Chapitre 16 : Chantage
Ambatine comprit aussitôt la menace. Ses grandes lunettes grises faisaient ressortir ses yeux bleus et, en plus de son tailleur gris, elle avait bel et bien l’air d’être une chouette.
Une fois dans le bureau de la matrone, Loënia croisa les bras sur sa poitrine. Elle entendit un des voisins tondre et elle sut d’instinct que c’était Sajus, l’ami de sa mère. Un tel homme n’avait qu’une passion dans la vie : emmerder les autres et tondre à huit heures un samedi matin était un des plus grands plaisirs qu’il s’accordait.
-Tu es allée chez des vampires, c’est ça ? Assena Ambatine. Tes blessures sont guéries. En t’alliant avec eux, tu sais que tu jettes l’opprobre sur ta famille.
Loënia fut presque triste de ne pas obtenir d’excuses venant de sa mère. Cette dernière avait délibérément blessé sa fille, tout de même ! Elle chassa l’idée de son esprit, à quoi rêvait-elle ? Ambatine Oppralin n’admettrait jamais qu’elle a eu tort.
-J’ai bel et bien dormi chez Braken, mais tu peux l’appeler, si tu doutes de ses capacités à m’accueillir.
Loënia avait bien sûr envoyé un SMS à son cousin pour qu’il la couvre si Ambatine l’appelait véritablement. Le prince avait raconté à la secrétaire, Madame Leguen, qu’elle aurait à mentir pour le couvrir également.
-Je lui ai bien sûr tout raconté, fit Loënia en avançant vers sa mère. J’ai dû le retenir d’aller tout répéter à son père, ton frère. Alors, si tu m’empêches de nouveau de sortir ou si tu me blesses, moi ou mes sœurs, je donne le signal à Braken et Horod te fera tout perdre. Tu sais bien à quel point il aime la paix.
Ambatine semblait à bout. Loënia se demandait comment elle était passée d’une couleur de peau bistre à poivron. Après réflexion, la jeune fée s’inquiéta pour sa mère qui semblait sur le point d’exploser en mille morceaux.
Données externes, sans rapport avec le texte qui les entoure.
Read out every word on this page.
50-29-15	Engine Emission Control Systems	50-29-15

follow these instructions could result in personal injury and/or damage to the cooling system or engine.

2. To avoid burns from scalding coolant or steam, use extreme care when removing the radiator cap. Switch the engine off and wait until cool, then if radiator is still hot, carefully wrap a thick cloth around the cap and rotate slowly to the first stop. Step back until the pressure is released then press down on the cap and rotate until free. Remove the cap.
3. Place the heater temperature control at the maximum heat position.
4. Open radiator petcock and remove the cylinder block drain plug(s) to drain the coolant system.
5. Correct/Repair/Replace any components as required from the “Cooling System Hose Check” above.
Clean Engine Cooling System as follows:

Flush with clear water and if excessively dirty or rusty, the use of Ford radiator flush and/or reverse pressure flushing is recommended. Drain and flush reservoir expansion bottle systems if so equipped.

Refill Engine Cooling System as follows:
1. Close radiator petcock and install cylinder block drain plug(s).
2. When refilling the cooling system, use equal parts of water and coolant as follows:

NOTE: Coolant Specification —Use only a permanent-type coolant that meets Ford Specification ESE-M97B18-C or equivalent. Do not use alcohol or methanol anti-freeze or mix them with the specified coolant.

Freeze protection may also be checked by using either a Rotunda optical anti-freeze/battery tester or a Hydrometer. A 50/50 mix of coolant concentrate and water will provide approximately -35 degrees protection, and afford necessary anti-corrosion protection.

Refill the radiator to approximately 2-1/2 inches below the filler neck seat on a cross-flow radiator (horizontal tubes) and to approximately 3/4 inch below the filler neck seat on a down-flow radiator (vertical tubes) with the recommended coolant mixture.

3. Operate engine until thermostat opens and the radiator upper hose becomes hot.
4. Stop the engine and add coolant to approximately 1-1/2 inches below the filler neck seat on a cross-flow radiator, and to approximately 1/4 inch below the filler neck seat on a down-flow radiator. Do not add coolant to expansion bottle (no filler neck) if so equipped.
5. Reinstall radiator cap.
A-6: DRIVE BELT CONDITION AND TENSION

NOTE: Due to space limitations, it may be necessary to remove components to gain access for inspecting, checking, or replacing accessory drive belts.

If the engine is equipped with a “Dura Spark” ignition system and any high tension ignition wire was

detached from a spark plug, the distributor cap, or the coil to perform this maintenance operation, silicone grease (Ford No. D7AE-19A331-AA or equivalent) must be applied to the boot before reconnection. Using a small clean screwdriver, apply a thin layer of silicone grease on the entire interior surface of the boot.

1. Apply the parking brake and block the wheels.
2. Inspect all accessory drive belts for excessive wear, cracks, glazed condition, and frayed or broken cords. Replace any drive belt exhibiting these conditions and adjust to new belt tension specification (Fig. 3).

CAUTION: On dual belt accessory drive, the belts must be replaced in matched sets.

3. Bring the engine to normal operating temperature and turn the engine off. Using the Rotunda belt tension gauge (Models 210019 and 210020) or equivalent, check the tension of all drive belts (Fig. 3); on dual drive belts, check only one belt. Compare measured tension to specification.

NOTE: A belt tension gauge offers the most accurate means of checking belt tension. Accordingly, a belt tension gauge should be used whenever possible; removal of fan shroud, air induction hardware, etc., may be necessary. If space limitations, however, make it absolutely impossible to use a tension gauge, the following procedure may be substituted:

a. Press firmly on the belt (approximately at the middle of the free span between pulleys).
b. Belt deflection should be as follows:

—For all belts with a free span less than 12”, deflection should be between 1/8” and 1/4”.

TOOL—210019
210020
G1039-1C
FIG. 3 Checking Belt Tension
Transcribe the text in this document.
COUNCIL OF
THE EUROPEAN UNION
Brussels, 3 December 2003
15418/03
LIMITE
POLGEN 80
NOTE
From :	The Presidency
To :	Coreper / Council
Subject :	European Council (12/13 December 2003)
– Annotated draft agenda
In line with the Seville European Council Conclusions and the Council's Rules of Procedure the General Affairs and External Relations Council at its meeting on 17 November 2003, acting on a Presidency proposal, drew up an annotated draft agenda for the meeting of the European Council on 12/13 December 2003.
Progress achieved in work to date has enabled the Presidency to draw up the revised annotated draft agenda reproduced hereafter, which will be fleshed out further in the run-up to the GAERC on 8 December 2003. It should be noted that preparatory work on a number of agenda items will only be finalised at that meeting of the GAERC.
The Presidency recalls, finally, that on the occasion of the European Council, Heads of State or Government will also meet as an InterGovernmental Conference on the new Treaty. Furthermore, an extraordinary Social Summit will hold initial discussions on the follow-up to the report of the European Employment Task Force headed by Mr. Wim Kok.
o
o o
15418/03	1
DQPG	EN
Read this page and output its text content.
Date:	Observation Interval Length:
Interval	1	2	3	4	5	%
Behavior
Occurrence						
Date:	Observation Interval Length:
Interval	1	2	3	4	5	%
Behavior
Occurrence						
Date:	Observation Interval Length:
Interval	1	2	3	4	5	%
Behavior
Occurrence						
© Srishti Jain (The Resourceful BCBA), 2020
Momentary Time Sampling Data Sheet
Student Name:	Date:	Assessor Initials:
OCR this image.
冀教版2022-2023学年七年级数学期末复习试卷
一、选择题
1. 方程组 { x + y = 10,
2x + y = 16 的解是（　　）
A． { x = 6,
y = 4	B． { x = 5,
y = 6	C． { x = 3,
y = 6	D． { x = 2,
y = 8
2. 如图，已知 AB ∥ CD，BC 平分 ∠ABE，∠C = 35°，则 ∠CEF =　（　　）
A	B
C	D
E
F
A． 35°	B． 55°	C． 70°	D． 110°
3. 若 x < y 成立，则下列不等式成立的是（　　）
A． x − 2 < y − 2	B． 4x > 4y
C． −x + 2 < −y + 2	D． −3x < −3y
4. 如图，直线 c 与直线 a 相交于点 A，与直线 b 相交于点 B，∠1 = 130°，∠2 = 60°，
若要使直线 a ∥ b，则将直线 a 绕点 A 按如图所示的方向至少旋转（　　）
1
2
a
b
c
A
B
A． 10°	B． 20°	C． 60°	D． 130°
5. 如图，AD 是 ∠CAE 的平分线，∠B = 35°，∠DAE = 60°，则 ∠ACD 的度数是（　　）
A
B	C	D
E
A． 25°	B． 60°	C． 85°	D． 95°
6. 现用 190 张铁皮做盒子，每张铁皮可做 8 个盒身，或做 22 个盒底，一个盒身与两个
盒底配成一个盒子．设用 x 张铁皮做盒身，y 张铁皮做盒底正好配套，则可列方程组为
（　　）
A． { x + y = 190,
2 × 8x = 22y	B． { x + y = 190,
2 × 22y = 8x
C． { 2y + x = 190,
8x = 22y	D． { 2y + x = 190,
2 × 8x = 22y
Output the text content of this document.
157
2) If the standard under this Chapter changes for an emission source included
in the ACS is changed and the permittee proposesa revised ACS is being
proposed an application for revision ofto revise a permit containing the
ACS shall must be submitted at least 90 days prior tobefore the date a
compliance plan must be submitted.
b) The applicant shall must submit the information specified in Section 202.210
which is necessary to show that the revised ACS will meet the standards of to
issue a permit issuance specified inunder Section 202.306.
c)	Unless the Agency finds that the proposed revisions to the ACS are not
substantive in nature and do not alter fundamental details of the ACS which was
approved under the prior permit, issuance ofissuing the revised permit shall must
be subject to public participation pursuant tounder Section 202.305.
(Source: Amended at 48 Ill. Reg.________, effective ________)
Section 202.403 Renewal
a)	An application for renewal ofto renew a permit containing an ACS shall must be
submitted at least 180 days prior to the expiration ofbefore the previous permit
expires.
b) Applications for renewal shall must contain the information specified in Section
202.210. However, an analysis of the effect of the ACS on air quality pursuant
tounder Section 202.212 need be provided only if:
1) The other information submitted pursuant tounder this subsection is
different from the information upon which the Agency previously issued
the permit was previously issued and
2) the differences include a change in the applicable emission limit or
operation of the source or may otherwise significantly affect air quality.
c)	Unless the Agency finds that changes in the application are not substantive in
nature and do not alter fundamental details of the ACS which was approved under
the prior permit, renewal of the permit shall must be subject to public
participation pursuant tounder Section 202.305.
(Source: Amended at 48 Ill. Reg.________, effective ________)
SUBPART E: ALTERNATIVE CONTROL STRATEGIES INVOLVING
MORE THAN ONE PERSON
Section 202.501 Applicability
Loënia n’appréciait pas faire du chantage à sa mère mais elle voulait protéger ses sœurs, et surtout Liséa qui était très jeune et qui avait encore quelques années à vivre ici.
-Très bien, fit Ambatine dans un souffle rauque. Très bien.
-Parfait. Je mets d’autres vêtements, je déjeune et je pars en ville voir Braken. Bye !
Loënia s’en retourna en tremblant des mains. Elle traversa le couloir où elle avait été blessée, sourit à ses sœurs et monta deux à deux les marches de l’escalier.
Il régnait une odeur florale dans le magasin des Corasone. En plus des plantes en sachets et de celles qui flottaient miraculeusement du plafond pour sécher, Noé avait réalisé son nouveau rêve et avait trouvé un espace pour vendre des plantes médicinales qui avaient aussi des vertus magiques. Il avait usé d’un sortilège pour agrandir de quelques mètres la boutique de son père - qui n’était pas encore au courant de la supercherie.
-Oh, vous me donnez des envies de meurtres, protesta Loënia entre un Noé rouge de colère et un Braken qui avait brandi son épée.
Finalement, l’idée de se retrouver à Lent sorceler n’était pas si bonne que ça. Loënia avait invité son cousin à les rejoindre, puisque Noé travaillait à la boutique et qu’il ne pouvait pas fermer car c’était un samedi, journée d’affluence. Elle leur avait tout raconté, de ses blessures, de sa rencontre en pleine rue avec Adrien au comportement d’Ambatine ce matin.
-Vous pourriez faire un effort, vous ne vous voyez que pour une heure ou deux !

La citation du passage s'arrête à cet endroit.